The edges of the map complete everything, yet are not considered actual tiles. We know this thanks to the way the cloisters work on map edges - they only gain points for actual tiles, not pre-printed stuff.So you can actually place Izbushka in such a way that certain empty spaces can never be filled, thus maximizing points. There are several places on different maps where to do this effectivelly. This method also removes the downside of traping a meeple for the rest of the game.You can get up to 7 points for a completed Izbushka on British Isles - only 1 point short of maximum 8.
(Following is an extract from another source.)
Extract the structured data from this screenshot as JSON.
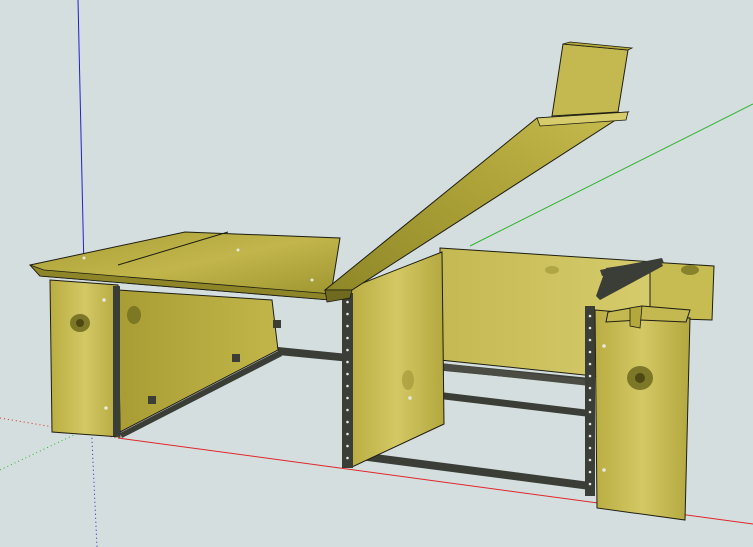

Either we consider it directly completed, but the rules says a completed baba yaga is worth 1 point, not more
Here the point is if we can count those areas that cannot be occupied or we should ignore them the same way monasteries ignore them to be considered completed:Around a monastery or Baba Yaga's Hut, we may find:1. Map squares occupied by tiles: * Score 1 point for a monastery * Score 0 points for Baba Yaga's hut.2. Map squares not occupied by tiles: * Score 0 points for a monastery * Score 1 point for Baba Yaga's hut.3. Map areas that cannot be occupied by tiles beyond the country border: * Not considered for monastery scoring as occupied spaces (even those printed road segments or printed semicircular segments) * Not considered for monasteries as spaces (the allow to complete a monastery on the border with less tiles) * Should they be considered for Baba Yaga's Hut?Following the approach for monasteries, I would only consider in the tiles and spaces in printed squares... If so the islands would not be a way to score more points, just to complete a feature faster.Any thoughts? Too strict?
As I explained earlier, cloisters do not "ignore" the spaces - the reason they don't score those points is there are no tiles there. The fact that you cannot legally place them there is another matter.
Empty tile spaces exist around every placed tile by default (until filled), so of course all the spaces on the Map edge are considered, they always are. It is the same thing as if you placed a cloister, or Izbushka on the edge of the playing table. You cannot legally place extra tiles around them because they would fall, but you still count all the spaces during scoring. The Map does the same - it highlights where you can still legally lay tiles.
There is no rigid grid in Carcassonne, only a suggestive grid of infinite empty spaces established by a starting tile(s).
So in short preprinted tile space ≠ empty tile space, that would be a false dichotomy.
A Carcassonne Map is basically a specifically shaped plaing table with added bonus of completing any thing that touches the edge.